Monday, June 09, 2014

London to Host Meeting on Boko Haram
Nigerian leaders to attend conference in London.
June 9, 2014 International

Aminu Basher Wali
Herald Reporter/ Agencies

Nigeria’s foreign minister Aminu Bashir Wali together with his counterparts from Chad, Benin, Cameroon and Niger will this week attend a meeting in the British capital, London to discuss issues surrounding the Islamist militant group Boko Haram. The June 12 meeting will be held on the sidelines of the World Summit on Ending Sexual Violence in Conflict. Officials from France, the United States, Canada and the European Union are also set to attend the meeting.

The UK Foreign Secretary William Hague is hosting this “London Ministerial on Security in Northern Nigeria”. As well as taking forward agreements made in Paris, the meeting will consider what more can be done to improve regional coordination, and on economic and social development to counter the threat of Boko Haram.

In a statement issued last week by the Foreign and Commonwealth Office, Hague said, “Since the appalling abductions of over 200 school girls in Chibok by Boko Haram, the international community has worked together closely to support Nigeria in the fight against terrorism. We have already reached agreements on intelligence sharing; coordinated border patrols; developing a regional counter terrorism strategy; and wider action, including supporting the victims of sexual violence and the empowerment of women and girls. This co-ordinated action has sent a powerful message of intent.

“The London Ministerial on Security in Northern Nigeria will build on these agreements and consider further options to combat terrorism in Northern Nigeria. This shows the determination of those in the region, with the support of the international community, to defeat Boko Haram. We continue to work through our close international co-ordination on the ground in Nigeria to help secure the release of the abducted school girls.”

The London meeting will be the second such meeting since the abduction of close to 300 school girls in Chibok in Borno State, northeast Nigeria on April 14.

The first meeting of heads of state and government from Nigeria, Cameroon, Chad, Niger and Benin was convened by French President Francois Holllande in Paris on May 17.

At the Paris Summit, the West African leaders agreed to work together and wage “total war” on Boko Haram saying the Nigerian Islamist group had become a regional Al-Qaeda that threatened all of them.

There is widespread criticism on the continent since it appears as though Western governments have hijacked the handling of the Boko Haram insurgency.

Rwandan President Paul Kagame last month challenged his counterparts to take responsibility and accept their failure in solving conflicts that have ravaged the continent for decades.

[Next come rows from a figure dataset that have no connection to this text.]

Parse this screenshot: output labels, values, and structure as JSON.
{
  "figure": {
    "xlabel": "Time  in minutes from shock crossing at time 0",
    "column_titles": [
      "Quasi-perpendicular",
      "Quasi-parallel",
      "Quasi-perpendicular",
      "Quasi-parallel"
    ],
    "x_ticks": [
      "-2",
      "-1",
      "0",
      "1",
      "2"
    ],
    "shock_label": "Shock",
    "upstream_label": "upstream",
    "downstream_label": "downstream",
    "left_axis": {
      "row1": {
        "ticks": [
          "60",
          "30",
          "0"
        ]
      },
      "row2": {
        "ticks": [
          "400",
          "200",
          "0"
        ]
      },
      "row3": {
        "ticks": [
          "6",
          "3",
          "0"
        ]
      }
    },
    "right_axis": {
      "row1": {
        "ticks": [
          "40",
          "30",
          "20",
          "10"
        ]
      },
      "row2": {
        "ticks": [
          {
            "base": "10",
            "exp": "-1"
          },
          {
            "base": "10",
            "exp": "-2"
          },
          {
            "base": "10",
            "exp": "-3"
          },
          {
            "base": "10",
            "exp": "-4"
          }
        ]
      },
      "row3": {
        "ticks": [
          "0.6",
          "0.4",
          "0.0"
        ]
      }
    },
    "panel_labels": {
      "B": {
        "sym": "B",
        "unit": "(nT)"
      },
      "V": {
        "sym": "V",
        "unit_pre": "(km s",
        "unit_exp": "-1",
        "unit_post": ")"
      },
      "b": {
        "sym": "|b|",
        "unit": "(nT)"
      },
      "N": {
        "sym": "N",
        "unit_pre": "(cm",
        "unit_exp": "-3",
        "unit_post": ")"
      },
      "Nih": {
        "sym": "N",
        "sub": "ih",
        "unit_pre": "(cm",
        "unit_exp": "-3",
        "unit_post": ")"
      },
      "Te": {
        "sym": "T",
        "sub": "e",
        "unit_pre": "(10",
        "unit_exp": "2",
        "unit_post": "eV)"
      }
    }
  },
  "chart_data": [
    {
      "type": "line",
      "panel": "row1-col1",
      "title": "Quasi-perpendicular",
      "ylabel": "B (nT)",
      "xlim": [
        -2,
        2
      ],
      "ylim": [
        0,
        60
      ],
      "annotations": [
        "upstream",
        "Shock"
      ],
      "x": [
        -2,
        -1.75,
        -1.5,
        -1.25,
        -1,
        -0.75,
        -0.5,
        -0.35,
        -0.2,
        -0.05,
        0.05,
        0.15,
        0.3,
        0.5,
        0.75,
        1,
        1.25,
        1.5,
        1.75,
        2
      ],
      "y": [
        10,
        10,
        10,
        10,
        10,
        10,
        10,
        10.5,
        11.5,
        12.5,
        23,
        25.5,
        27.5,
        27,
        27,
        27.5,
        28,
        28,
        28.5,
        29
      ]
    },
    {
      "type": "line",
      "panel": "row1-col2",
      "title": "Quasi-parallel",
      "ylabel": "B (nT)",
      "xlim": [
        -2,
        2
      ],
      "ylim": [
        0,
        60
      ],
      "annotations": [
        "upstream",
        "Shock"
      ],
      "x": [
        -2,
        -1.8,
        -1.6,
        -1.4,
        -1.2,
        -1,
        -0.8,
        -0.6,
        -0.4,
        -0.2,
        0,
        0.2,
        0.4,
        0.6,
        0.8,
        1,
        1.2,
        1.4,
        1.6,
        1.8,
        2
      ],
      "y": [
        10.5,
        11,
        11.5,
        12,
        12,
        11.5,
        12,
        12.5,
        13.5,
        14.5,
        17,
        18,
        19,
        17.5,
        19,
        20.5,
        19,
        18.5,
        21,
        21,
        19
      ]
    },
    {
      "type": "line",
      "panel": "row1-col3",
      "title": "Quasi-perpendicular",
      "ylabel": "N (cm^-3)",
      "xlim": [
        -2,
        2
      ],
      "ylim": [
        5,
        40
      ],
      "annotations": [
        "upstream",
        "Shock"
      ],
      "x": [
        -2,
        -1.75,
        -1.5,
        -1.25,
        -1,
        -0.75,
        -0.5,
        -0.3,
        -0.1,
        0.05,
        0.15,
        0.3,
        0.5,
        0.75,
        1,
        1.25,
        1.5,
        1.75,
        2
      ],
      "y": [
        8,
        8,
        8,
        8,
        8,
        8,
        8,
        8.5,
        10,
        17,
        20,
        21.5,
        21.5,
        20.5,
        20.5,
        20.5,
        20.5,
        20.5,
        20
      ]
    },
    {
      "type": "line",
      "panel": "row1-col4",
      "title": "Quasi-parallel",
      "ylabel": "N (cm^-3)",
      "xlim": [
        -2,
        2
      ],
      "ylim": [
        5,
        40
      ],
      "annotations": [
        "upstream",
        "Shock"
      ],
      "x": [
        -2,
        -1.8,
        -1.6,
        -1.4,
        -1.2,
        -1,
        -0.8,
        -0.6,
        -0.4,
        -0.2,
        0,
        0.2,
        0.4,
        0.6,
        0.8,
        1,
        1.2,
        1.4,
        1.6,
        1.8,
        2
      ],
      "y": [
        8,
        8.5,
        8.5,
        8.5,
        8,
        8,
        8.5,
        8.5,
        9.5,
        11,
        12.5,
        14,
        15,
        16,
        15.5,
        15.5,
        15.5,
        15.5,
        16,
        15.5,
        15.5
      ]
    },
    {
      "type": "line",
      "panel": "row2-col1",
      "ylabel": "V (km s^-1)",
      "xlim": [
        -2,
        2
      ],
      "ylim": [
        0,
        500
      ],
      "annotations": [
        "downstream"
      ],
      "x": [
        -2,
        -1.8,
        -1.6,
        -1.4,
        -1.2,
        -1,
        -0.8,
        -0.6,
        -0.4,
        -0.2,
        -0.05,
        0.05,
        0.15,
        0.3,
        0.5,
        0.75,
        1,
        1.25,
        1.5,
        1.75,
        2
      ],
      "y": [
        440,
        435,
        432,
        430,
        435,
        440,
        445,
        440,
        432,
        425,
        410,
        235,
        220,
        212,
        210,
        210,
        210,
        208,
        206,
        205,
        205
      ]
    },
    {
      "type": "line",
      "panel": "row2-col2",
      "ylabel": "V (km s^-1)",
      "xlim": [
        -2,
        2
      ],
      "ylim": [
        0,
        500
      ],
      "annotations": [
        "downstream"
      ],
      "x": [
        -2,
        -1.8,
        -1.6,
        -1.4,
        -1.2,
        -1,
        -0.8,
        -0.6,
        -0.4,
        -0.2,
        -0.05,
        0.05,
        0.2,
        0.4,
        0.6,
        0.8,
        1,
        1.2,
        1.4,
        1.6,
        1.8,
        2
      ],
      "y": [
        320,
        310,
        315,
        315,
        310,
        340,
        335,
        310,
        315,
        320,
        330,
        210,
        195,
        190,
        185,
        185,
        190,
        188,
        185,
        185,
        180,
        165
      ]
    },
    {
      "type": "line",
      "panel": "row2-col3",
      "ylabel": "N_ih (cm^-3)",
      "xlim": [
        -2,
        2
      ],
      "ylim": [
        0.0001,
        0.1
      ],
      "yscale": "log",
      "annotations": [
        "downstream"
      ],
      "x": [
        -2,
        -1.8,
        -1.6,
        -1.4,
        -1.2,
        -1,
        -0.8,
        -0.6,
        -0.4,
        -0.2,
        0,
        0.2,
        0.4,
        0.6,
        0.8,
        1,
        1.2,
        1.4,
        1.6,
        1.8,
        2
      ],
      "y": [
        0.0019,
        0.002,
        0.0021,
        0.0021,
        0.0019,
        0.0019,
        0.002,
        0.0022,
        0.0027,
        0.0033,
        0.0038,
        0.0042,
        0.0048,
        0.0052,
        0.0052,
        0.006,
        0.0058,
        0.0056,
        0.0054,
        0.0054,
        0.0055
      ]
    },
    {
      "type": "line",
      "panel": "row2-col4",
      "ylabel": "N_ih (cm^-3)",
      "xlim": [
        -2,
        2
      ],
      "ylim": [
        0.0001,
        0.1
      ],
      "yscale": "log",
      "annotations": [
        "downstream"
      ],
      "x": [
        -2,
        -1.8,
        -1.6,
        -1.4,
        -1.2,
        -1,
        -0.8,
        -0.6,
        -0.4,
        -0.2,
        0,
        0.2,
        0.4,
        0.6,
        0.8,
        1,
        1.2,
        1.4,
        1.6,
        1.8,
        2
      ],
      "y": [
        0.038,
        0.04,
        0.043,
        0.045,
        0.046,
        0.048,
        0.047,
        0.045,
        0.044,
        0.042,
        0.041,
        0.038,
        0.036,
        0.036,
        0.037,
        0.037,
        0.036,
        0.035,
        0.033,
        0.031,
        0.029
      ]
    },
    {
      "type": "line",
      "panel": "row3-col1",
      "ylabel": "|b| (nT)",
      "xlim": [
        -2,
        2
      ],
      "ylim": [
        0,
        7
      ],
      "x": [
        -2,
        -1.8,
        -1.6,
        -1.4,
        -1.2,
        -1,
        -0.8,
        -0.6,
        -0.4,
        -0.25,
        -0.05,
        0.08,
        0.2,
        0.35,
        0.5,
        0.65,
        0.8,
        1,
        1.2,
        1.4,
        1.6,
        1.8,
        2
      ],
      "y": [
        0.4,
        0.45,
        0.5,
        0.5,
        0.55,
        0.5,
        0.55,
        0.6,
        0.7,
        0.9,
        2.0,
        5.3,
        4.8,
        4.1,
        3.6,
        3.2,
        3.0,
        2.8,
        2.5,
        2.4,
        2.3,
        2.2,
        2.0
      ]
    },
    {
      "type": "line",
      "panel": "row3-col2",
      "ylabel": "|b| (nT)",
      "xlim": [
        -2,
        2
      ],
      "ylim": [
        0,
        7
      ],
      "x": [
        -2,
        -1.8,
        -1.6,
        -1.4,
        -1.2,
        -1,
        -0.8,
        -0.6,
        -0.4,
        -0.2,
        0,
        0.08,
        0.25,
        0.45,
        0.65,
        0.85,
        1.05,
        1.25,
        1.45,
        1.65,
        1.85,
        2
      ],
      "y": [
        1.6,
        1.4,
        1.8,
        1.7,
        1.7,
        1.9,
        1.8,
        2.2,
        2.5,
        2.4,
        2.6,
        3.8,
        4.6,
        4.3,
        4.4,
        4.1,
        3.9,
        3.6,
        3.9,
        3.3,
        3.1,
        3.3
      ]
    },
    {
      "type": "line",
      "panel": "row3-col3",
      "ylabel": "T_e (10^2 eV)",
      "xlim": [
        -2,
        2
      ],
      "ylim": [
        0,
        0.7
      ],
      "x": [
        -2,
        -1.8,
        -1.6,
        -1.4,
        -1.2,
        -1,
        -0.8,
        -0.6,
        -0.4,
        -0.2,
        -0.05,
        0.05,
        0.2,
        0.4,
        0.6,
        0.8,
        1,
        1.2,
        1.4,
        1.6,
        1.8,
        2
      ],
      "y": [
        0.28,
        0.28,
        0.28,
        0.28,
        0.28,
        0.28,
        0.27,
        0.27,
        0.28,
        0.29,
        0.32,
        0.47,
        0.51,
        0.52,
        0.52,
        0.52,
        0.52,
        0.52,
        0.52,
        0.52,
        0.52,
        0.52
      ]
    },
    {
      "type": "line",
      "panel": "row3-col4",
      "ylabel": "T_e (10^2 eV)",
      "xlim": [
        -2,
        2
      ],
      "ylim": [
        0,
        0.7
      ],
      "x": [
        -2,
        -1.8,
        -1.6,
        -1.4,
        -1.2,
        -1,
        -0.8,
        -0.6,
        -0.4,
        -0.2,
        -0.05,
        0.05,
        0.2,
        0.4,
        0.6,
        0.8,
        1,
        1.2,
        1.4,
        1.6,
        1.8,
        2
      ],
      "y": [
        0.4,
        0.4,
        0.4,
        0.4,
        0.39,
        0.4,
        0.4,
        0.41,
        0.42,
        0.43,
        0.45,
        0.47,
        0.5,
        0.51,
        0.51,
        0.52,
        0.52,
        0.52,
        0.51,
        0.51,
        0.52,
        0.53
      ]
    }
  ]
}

Contributing to a panel discussion on ending conflict in Africa at the African Development Bank’s annual meeting, President Kagame said African leaders should work together and solve their own problems without seeking help from European countries.

“I think we must take responsibility and accept our failures in dealing with these matters,” said President Kagame.

“When I am watching television and I find that our leaders, who should have been working together all along to address these problems that only affect their countries, wait until they are invited to go to Europe to sit there and find solutions to their problems … it’s as if they are made to sit down and address their problems,” Kagame said.

“Why does anybody wait for that? In fact, the image it gives is that we are not there to address these problems … they are (African leaders) happy to sit in Paris with the President of France and just talk about their problems,” said Kagame.

“It doesn’t make sense that our leaders cannot get themselves together to address problems affecting our people,” added Kagame.

Kagame said African leaders do not need to be invited by outsiders to go and address their domestic problems.

“African leaders, we don’t need to be invited anywhere to go and address our problems, without first inviting ourselves to come together to tell each other the actual truth we must tell each other,” he said.

Meanwhile, it is almost eight weeks since the girls disappeared, and six weeks since the United States, Britain, France and China offered to assist the Nigerian authorities, but nothing has so far materialised.

Despite the international outcry for the release of the school girls, the imposition of sanctions by the United Nations Security Council, Boko Haram’s violent acts have drastically escalated with hundreds of innocent civilians and military personnel being killed on a daily basis after the Paris meeting.